Współcześni ludzie i śmierć
Współcześni ludzie i śmierć
Śmierć jest nieodłączną częścią ludzkiej egzystencji, zbliżamy się do niej już od chwili przyjścia na świat. Często lękamy się o niej myśleć, nie jest obecna w naszych codziennych rozmowach.
Jest uważana za wstąpienie w drugie życie. Jest to odejście z tego świata, a przeniesienie się do innego. Chrześcijanie wierzą, że istnieje świat umarłych. Zmarli wstępują do nieba, piekła lub czyśćca. W niebie zmarli są szczęśliwi, bo jest to "utracony raj", do którego powrócili. W piekle zmarły jest w wiecznym cierpieniu. Dusza jest na zawsze potępiona. W czyśćcu zaś, odpokutowuje swoje grzechy, jakie popełnił na ziemi.
Współcześni ludzie nie są tak bardzo religijni jak dawniej. Kiedyś, Bóg był najważniejszy, ludzie wierzyli w zmartwychwstanie, wszystko czynili w imię Boga. Nawet zabijali, myśląc, że robią dobrze. Dzisiaj, mało jest ludzi uznających śmierć za świętość, za szczęśliwe zdarzenie. Myślimy, że jest to najgorsze co może się zdarzyć. Z jednej strony tak jest, bo opuszczamy naszych bliskich i nie wiemy, co się z nami stanie i czy rzeczywiście "po drugiej stronie" czeka na nas Bóg. Ludzie od zawsze zadają sobie pytanie "czy Bóg istnieje?". Może to tylko nasz wymysł, który przetrwał aż dwa tysiące lat? Właśnie, za długo już w niego wierzymy, żeby mogło wydawać nam się to wymysłem. Wierzymy, że po śmierci, Bóg zabierze nas ze sobą albo odda szatanowi.
Współcześni ludzie boją się śmierci. Dlaczego boimy się śmierci? Bo jest to niewiadoma. Nic o niej nie wiemy. Czy będziemy widzieć inne dusze, gdy już do nich dołączymy? Istnieje wiele wyobrażeń śmierci.

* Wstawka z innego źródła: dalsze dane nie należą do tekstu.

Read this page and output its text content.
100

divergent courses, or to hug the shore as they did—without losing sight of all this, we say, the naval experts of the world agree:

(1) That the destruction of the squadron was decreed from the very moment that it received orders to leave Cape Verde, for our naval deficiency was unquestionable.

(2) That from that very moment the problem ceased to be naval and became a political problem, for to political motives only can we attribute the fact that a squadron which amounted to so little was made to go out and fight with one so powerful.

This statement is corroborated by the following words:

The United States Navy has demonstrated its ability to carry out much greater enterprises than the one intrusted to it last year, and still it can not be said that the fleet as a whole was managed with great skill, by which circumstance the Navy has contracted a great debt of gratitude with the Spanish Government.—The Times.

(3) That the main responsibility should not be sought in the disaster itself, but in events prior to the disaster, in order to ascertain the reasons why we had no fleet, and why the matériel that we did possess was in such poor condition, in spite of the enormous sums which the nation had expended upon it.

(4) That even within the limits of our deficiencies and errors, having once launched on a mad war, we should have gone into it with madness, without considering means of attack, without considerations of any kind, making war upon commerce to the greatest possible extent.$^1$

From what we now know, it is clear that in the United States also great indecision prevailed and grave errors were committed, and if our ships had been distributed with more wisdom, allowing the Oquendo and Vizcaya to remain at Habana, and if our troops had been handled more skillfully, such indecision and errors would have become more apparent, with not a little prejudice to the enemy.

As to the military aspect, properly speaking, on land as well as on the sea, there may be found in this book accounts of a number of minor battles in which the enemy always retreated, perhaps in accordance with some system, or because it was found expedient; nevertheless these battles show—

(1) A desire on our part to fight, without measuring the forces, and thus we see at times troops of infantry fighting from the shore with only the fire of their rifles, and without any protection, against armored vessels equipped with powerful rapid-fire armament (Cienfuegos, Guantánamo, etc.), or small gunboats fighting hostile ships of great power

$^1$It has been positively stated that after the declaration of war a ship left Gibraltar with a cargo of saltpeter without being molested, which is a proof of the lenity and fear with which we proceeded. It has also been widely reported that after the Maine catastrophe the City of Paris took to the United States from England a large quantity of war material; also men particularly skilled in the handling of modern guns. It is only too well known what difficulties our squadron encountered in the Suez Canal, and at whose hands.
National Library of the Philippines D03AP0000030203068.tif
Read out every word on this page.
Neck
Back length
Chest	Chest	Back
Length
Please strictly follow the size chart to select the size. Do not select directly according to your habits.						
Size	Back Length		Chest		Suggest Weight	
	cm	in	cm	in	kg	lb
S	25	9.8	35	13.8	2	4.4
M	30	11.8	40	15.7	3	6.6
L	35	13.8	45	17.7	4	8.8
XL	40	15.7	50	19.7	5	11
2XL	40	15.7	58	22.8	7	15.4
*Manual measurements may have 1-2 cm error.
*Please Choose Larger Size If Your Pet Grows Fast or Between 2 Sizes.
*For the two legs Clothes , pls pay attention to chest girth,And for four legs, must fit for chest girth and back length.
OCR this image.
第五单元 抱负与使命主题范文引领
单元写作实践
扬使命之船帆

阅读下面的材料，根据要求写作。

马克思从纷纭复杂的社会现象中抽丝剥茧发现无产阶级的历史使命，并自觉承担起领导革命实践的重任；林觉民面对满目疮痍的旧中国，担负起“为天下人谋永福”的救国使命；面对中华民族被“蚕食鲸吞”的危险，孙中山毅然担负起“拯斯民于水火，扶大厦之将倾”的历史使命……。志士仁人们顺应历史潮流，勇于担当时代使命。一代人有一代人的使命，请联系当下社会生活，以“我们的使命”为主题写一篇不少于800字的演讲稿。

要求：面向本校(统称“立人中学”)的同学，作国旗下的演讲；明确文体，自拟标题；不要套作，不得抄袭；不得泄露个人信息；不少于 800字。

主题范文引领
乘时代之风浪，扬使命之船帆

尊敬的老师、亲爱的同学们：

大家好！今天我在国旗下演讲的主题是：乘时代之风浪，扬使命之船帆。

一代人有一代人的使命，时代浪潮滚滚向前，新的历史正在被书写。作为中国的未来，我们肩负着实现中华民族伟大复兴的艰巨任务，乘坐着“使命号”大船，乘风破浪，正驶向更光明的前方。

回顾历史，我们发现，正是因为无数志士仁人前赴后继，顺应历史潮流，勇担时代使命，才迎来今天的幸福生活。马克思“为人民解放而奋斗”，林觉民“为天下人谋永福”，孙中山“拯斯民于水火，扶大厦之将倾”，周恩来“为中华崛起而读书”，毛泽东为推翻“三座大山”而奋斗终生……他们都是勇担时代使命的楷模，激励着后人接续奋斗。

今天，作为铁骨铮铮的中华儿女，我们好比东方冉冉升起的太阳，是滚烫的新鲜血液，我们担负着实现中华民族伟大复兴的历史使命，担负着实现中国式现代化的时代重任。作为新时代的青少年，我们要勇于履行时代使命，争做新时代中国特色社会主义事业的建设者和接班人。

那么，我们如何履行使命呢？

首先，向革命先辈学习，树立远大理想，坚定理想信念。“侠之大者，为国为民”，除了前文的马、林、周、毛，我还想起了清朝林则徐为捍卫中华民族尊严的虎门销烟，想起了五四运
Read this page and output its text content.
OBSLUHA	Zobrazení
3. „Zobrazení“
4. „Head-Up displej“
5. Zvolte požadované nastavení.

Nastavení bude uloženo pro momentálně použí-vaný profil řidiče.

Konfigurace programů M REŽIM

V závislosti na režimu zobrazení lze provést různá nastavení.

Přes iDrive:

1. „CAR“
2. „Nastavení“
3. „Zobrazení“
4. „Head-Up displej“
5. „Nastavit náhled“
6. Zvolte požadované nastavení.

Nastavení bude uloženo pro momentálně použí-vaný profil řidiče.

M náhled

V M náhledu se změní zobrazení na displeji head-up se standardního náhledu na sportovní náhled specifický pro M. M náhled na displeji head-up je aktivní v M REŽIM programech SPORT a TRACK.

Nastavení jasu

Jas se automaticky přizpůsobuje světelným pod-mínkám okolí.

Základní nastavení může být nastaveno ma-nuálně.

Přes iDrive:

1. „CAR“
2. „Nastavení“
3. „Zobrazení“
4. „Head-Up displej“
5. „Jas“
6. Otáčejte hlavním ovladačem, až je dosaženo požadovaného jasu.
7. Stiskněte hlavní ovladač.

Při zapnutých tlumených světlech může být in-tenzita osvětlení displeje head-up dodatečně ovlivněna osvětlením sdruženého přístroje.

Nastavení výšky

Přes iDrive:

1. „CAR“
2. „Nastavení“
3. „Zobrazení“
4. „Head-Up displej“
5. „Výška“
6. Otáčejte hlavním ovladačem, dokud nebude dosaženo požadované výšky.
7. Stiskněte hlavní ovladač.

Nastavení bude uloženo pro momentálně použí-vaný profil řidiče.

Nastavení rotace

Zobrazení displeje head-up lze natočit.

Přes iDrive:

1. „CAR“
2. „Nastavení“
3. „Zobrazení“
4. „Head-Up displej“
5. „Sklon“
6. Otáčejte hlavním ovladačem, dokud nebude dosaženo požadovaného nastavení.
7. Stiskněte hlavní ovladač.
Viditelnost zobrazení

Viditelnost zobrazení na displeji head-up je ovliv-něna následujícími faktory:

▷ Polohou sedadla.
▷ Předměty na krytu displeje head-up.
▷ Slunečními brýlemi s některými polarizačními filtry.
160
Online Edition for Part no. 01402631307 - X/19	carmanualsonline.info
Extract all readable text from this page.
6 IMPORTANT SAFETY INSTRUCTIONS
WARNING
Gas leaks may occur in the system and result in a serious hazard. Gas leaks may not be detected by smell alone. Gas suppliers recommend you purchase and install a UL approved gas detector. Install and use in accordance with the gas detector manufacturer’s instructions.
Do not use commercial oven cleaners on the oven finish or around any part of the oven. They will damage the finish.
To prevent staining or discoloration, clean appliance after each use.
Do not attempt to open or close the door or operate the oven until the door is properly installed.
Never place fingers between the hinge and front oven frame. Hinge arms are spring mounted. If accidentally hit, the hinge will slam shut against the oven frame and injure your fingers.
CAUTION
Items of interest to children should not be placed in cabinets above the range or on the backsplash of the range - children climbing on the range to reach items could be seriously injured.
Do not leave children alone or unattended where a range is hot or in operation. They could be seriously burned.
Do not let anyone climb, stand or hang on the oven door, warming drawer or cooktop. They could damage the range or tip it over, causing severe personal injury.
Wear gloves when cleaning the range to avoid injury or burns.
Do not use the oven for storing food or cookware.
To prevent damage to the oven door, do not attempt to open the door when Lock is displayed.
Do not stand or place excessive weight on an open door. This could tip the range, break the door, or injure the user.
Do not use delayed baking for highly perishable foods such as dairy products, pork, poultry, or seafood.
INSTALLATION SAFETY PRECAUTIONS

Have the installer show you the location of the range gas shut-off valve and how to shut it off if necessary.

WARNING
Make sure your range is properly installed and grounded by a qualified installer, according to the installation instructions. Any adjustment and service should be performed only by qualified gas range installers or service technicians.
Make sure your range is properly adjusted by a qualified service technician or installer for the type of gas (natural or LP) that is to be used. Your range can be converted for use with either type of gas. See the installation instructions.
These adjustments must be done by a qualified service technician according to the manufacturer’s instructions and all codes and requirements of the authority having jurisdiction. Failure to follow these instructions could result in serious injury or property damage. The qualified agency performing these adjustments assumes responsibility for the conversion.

Śmierć, to największa niewiadoma dla współczesnego człowieka. Jedni odnoszą się do niej, jako szczęśliwego zakończenia życia, a inni za ciemny, ponury koniec wszystkiego. Śmierć jest naturalną częścią życia i wcześniej czy później każdemu z nas przyjdzie i stawić jej czoła. Moim zdaniem, póki żyjemy, możemy podejść do niej na dwa sposoby: ignorować ją bądź śmiało spojrzeć w oczy perspektywie własnej śmierci i trzeźwo o niej myśląc, spróbować zmniejszyć cierpienia, jakie ze sobą przyniesie.